Tomorrow, they will behave as if Annise's win is their defeat. It isn't.
Tomorrow, we will behave as if Annise's win is our victory. It is.
Tomorrow is not about yesterday's prejudice. What can anyone do about yesterday?
Tomorrow is about all the tomorrow's that will follow. What will you do with yours?
Lane Lewis is my "younger bro" as well as a close friend of Mayor Annise Parker. He was in the run-off for City Council District A and is returning as a Democratic Precinct Chair for Precinct 0448 in Oak Forest as well as the Democratic leadership of Senator John Whitmire's Senate District 15.
Most importantly, Lane has come in contact with Fred Phelps and Westboro Baptist Church "members" from Wichita, Kansas several times over the past twenty years and he knows of what he speaks.
Fortunately, and much to Houston's credit, there were no major incidents.
More from the Chronicle
Parker spoke of her parents and her Spring Branch upbringing, her father working two and three jobs and her mother working, as well, to support the family. On the campaign trail, she said, she came across many Houstonians in similar struggles.
The city of Houston is on your side," she said. "I firmly believe that our city's future will be shaped by our citizens — not our politicians. I welcome your suggestions."
Although she acknowledged in her 23-minute speech that Houston, like ever other city in America, faces budget difficulties, she declared the city "in an enviable position." The budget shortfall, she said, would not affect the current level of city services.
On the stage with the new mayor were five of her predecessors, including Fred Hofheinz, Kathy Whitmire, Lee Brown, Bob Lanier and Bill White. She thanked White for leaving the city "in good shape," while briefly discussing some of the challenges she will face in her first term, including shoring up the city's three pension funds, updating an aging infrastructure and completing a major round of redistricting that will proceed after the U.S. Census Bureau determines the city's population.
The ceremony, held at the Wortham Center was a festive occasion, including music from Houston's Grand Opera Orchestra and the Houston Symphony Orchestra, along with singers from four area choirs. Soprano Barbara Padilla, who was awarded first runner-up last year on "America's Got Talent," led the singing of the Star Spangled Banner and later sang a soaring version of "You'll Never Walk Alone," from the musical "Carousel."

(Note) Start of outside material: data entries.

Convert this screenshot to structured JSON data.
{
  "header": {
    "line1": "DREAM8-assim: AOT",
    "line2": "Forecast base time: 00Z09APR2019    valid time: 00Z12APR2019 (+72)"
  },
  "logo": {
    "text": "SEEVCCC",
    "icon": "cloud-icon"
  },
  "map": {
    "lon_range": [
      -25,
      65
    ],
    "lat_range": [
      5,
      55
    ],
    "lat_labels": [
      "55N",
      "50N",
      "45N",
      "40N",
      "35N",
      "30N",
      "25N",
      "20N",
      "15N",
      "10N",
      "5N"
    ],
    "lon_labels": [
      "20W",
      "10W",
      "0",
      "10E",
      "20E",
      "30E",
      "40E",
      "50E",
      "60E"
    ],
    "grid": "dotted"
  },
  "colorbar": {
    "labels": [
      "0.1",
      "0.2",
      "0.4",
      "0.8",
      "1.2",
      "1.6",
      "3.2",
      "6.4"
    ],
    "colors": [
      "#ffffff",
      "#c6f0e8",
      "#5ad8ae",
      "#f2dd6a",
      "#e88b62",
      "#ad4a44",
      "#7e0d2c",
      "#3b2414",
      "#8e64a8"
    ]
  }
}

Like other members of Houston's GLBT community, I felt an unmistakable sense of pride; today was especially memorable. Parker acknowledged the historic nature of her election as the first openly gay woman elected mayor of a major American city.
In truth," she said, "Houstonians weren't very surprised that a gay woman was elected. We have a tradition of electing mayors not for who they are but for what they believe we can do as a city."

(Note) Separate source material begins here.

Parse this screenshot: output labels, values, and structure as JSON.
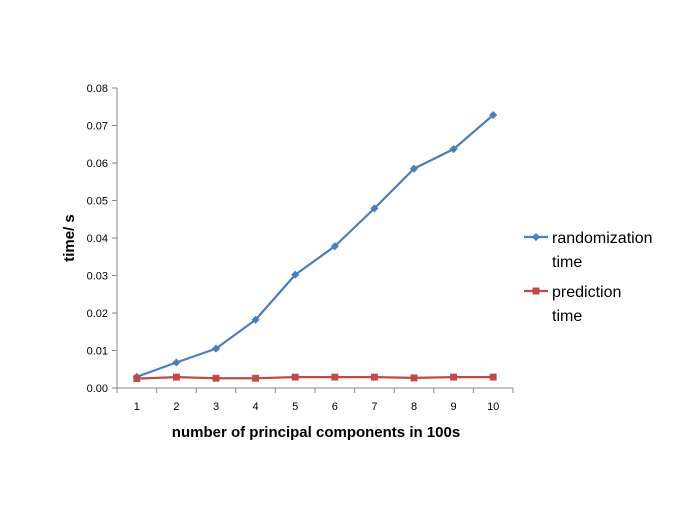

Speaking to "my community," she said, "I understand how much this day means to you. I can feel your excitement and your joy, but I can also feel your apprehension. . . . I will gladly carry you forward, but today is simply one step for the tomorrow of greater justice."
Parker, 53, said she often is asked to compare Houston to other cities, but that the only city to which she could compare it was "the Houston in my imagination." That city, she said, was a city of neighborhoods "where the police are known and recognized, and they in turn know the neighborhood, and we are all safer. . a city where mass transit really works. . . a city with clean and safe air. . . a city safe from the ravages of flood water. . . a city where the high school drop-out rate is insignificant."
As her first official act as Mayor, Parker will swear in the 14 members of Houston City Council. This evening, a free concert, scheduled from 6 to 9 p.m. January 4, at Discovery Green will begin with Latin favorite Mango Punch and end with chart-topper Jennifer Holliday from the original Broadway version of Dream Girls. In the middle will be an over-the- top soul revue featuring:
• Archie Bell, whose #1 hit Tighten Up got the whole country "dancing just as good as they could walk" back in 1968.
• Roy Head, Texas legend of blue-eyed soul, who took Treat Her Right, recorded in the shadow of downtown, to #2 on the pop charts.
• Yvonne Washington, a soulful songstress who has been a part of generations of celebrations across the city.